Hess Corporation shareholders on Tuesday approved the New York-headquartered oil company’s pending acquisition by Chevron for $53 billion, even as the timeline for when the deal may close has become increasingly murky with the companies locked in a dispute with Exxon Mobil.
A majority of outstanding Hess shares voted in favor of the merger agreement, though the company did not immediately provide a tally of the vote. Hess’ stock was little changed on the news.
“We are very pleased that the majority of our stockholders recognize the compelling value of this strategic transaction and look forward to the successful completion of our merger with Chevron,” CEO John Hess said.
But the pending deal is in potential jeopardy amid Exxon’s claim to a right of first refusal over Hess’ assets in Guyana under a joint operating agreement that governs a massive offshore oil patch called the Stabroek Block.
Hess has a 30% stake in the Stabroek Block, while Exxon leads the development with a 45% stake. China National Offshore Oil Corp. holds the remaining 25%.
Exxon filed for arbitration in March to defend the rights it claims under the joint operating agreement. Chevron and Hess have told investors the pending deal would terminate if Exxon prevails.
Hess Corp. said Tuesday that the deal’s completion depends on the resolution of the arbitration proceedings. The companies are working to complete the merger “as soon as practicable,” according to Hess.
Ahead of the vote, Hess shares were trading at around $152, which means the deal spread has widened since when the transaction was announced. That suggests some investors fear the agreement is at risk.
Chevron has repeatedly maintained that the Exxon’s claims under the joint operating agreement do not apply to its acquisition of Hess.
“We are confident our position on the preemption right will be affirmed in arbitration and are working to advance the process on this straightforward matter,” said Chevron spokesperson Bill Turenne in a statement Tuesday. “We look forward to completing the transaction and welcoming Hess to our company.”
But Exxon CEO Darren Woods has said his company is in a good position to prevail in arbitration, telling CNBC in April that the oil major wrote the agreement.

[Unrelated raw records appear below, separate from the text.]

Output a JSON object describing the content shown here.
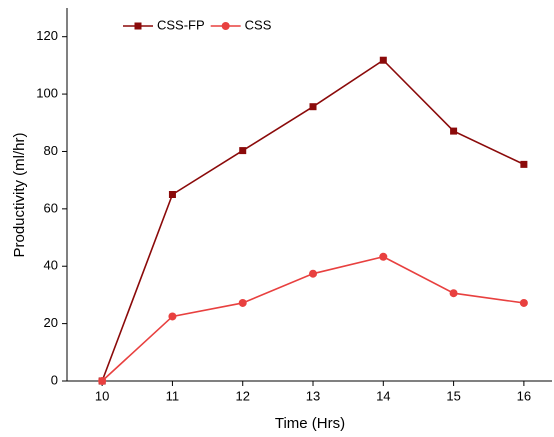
{
  "chart_data": {
    "type": "line",
    "x_label": "Time (Hrs)",
    "y_label": "Productivity (ml/hr)",
    "x": [
      10,
      11,
      12,
      13,
      14,
      15,
      16
    ],
    "series": [
      {
        "name": "CSS-FP",
        "color": "#8b0a0a",
        "marker": "square",
        "values": [
          0,
          65,
          80.3,
          95.6,
          111.8,
          87.1,
          75.5
        ]
      },
      {
        "name": "CSS",
        "color": "#e8403f",
        "marker": "circle",
        "values": [
          0,
          22.5,
          27.2,
          37.4,
          43.3,
          30.6,
          27.2
        ]
      }
    ],
    "xlim": [
      9.5,
      16.4
    ],
    "xticks": [
      10,
      11,
      12,
      13,
      14,
      15,
      16
    ],
    "ylim": [
      0,
      130
    ],
    "yticks": [
      0,
      20,
      40,
      60,
      80,
      100,
      120
    ],
    "legend": "top-left"
  }
}
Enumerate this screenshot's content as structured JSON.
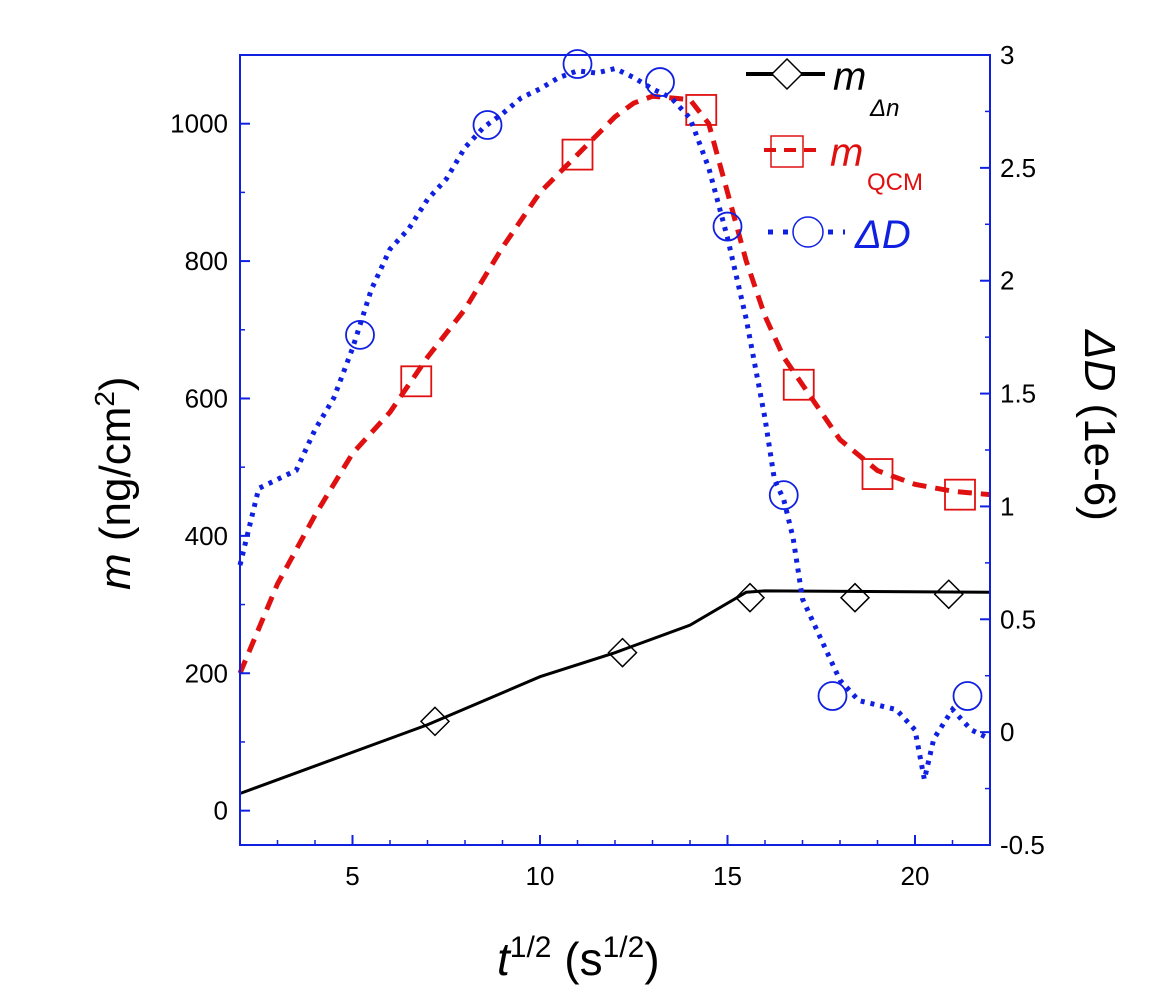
{
  "chart_data": {
    "type": "line",
    "xlabel": "t^1/2 (s^1/2)",
    "xlabel_parts": {
      "base": "t",
      "sup": "1/2",
      "unit": "(s",
      "unit_sup": "1/2",
      "close": ")"
    },
    "ylabel_left": {
      "italic": "m",
      "rest": " (ng/cm",
      "sup": "2",
      "close": ")"
    },
    "ylabel_right": {
      "italic": "ΔD",
      "rest": " (1e-6)"
    },
    "xlim": [
      2,
      22
    ],
    "ylim_left": [
      -50,
      1100
    ],
    "ylim_right": [
      -0.5,
      3
    ],
    "xticks": [
      "5",
      "10",
      "15",
      "20"
    ],
    "xtick_values": [
      5,
      10,
      15,
      20
    ],
    "yticks_left": [
      "0",
      "200",
      "400",
      "600",
      "800",
      "1000"
    ],
    "ytick_values_left": [
      0,
      200,
      400,
      600,
      800,
      1000
    ],
    "yticks_right": [
      "-0.5",
      "0",
      "0.5",
      "1",
      "1.5",
      "2",
      "2.5",
      "3"
    ],
    "ytick_values_right": [
      -0.5,
      0,
      0.5,
      1,
      1.5,
      2,
      2.5,
      3
    ],
    "legend": {
      "placement": "top-right",
      "entries": [
        {
          "main": "m",
          "sub": "Δn"
        },
        {
          "main": "m",
          "sub": "QCM"
        },
        {
          "main": "ΔD",
          "sub": ""
        }
      ]
    },
    "series": [
      {
        "name": "m_Δn",
        "axis": "left",
        "color": "#000000",
        "style": "solid",
        "marker": "diamond",
        "x": [
          2,
          7,
          10,
          12,
          14,
          15.5,
          16,
          22
        ],
        "y": [
          25,
          125,
          195,
          230,
          270,
          318,
          320,
          318
        ],
        "marker_x": [
          7.2,
          12.2,
          15.6,
          18.4,
          20.9
        ],
        "marker_y": [
          130,
          230,
          310,
          310,
          315
        ]
      },
      {
        "name": "m_QCM",
        "axis": "left",
        "color": "#e01010",
        "style": "dashed",
        "marker": "square",
        "x": [
          2,
          3,
          4,
          5,
          6,
          7,
          8,
          9,
          10,
          11,
          12,
          12.5,
          13,
          14,
          14.5,
          15,
          15.5,
          16,
          16.5,
          17,
          17.5,
          18,
          19,
          20,
          21,
          22
        ],
        "y": [
          200,
          330,
          430,
          520,
          580,
          660,
          730,
          820,
          900,
          955,
          1010,
          1030,
          1040,
          1035,
          1000,
          900,
          800,
          720,
          660,
          620,
          580,
          540,
          495,
          475,
          465,
          460
        ],
        "marker_x": [
          6.7,
          11.0,
          14.3,
          16.9,
          19.0,
          21.2
        ],
        "marker_y": [
          625,
          955,
          1020,
          620,
          490,
          460
        ]
      },
      {
        "name": "ΔD",
        "axis": "right",
        "color": "#1020e0",
        "style": "dotted",
        "marker": "circle",
        "x": [
          2,
          2.5,
          3,
          3.5,
          4,
          4.5,
          5,
          5.5,
          6,
          6.5,
          7,
          7.5,
          8,
          8.5,
          9,
          9.5,
          10,
          10.5,
          11,
          11.5,
          12,
          12.5,
          13,
          13.5,
          14,
          14.5,
          15,
          15.5,
          16,
          16.25,
          16.5,
          16.75,
          17,
          17.25,
          17.5,
          17.75,
          18,
          18.5,
          19,
          19.5,
          20,
          20.25,
          20.5,
          21,
          21.5,
          22
        ],
        "y": [
          0.74,
          1.08,
          1.12,
          1.16,
          1.34,
          1.48,
          1.7,
          1.96,
          2.14,
          2.23,
          2.36,
          2.45,
          2.59,
          2.68,
          2.74,
          2.81,
          2.85,
          2.9,
          2.93,
          2.92,
          2.94,
          2.9,
          2.85,
          2.81,
          2.72,
          2.5,
          2.19,
          1.83,
          1.39,
          1.12,
          1.03,
          0.86,
          0.59,
          0.5,
          0.41,
          0.32,
          0.23,
          0.14,
          0.12,
          0.1,
          0.01,
          -0.21,
          -0.03,
          0.1,
          0.01,
          -0.03
        ],
        "marker_x": [
          5.2,
          8.6,
          11.0,
          13.2,
          15.0,
          16.5,
          17.8,
          21.4
        ],
        "marker_y": [
          1.76,
          2.69,
          2.96,
          2.88,
          2.24,
          1.05,
          0.16,
          0.16
        ]
      }
    ]
  }
}
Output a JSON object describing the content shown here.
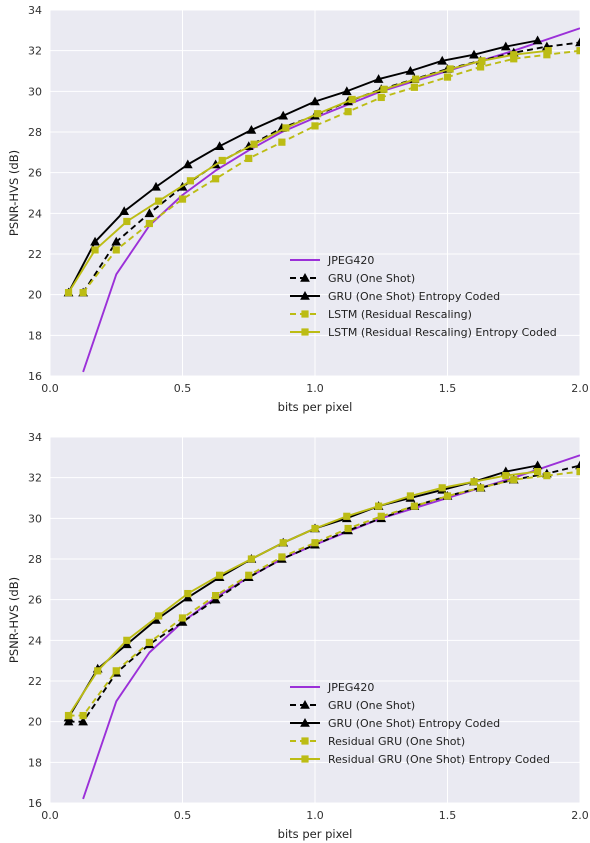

The Chevron-Hess deal was originally slated to close in the first half of 2024, but that timeline has been delayed due to the Exxon factor. Chevron CEO Mike Wirth told analysts on a conference call last month that Hess has asked the arbitration court to issue a ruling in the fourth quarter, which should allow the companies “to close the transaction shortly thereafter.”
Woods told CNBC in April that he expects arbitration to drag into 2025. The CEO has said Exxon does not intend to make a bid for Hess. Exxon is seeking to confirm its rights under the joint operating agreement and find out the value placed on Hess’ Guyana assets under the deal, Woods said.
If Exxon prevails and the Chevron-Hess deal terminates, Hess would remain a stand-alone company and maintain its stake in the Stabroek Block.
The Chevron-Hess pact is also facing scrutiny from the Federal Trade Commission. Turenne said Chevron expects to the FTC review to move toward a conclusion in the coming weeks.
Institutional Shareholder Services had called for Hess shareholders to abstain from the vote on the merger agreement to allow for more details to emerge on how long the arbitration process will take.
ISS said Chevron and Hess did not promptly notify shareholders of the risk posed by the joint operating agreement, waiting months after the deal was announced. Hess shareholders would bear the risk if the deal terminates because Chevron is not obligated to pay a termination fee, according to ISS.
Shareholders would also not be entitled to Chevron’s dividend during the arbitration process, according to ISS. The dividend was touted by Hess as one of the main benefits of the merger, according to ISS.
Glass Lewis, on the other hand, recommended that shareholders vote in favor of the deal. The firm acknowledged that the dispute with Exxon has created uncertainty, but said “the strategic and financial merits of the proposed merger are sound and reasonable, on balance.”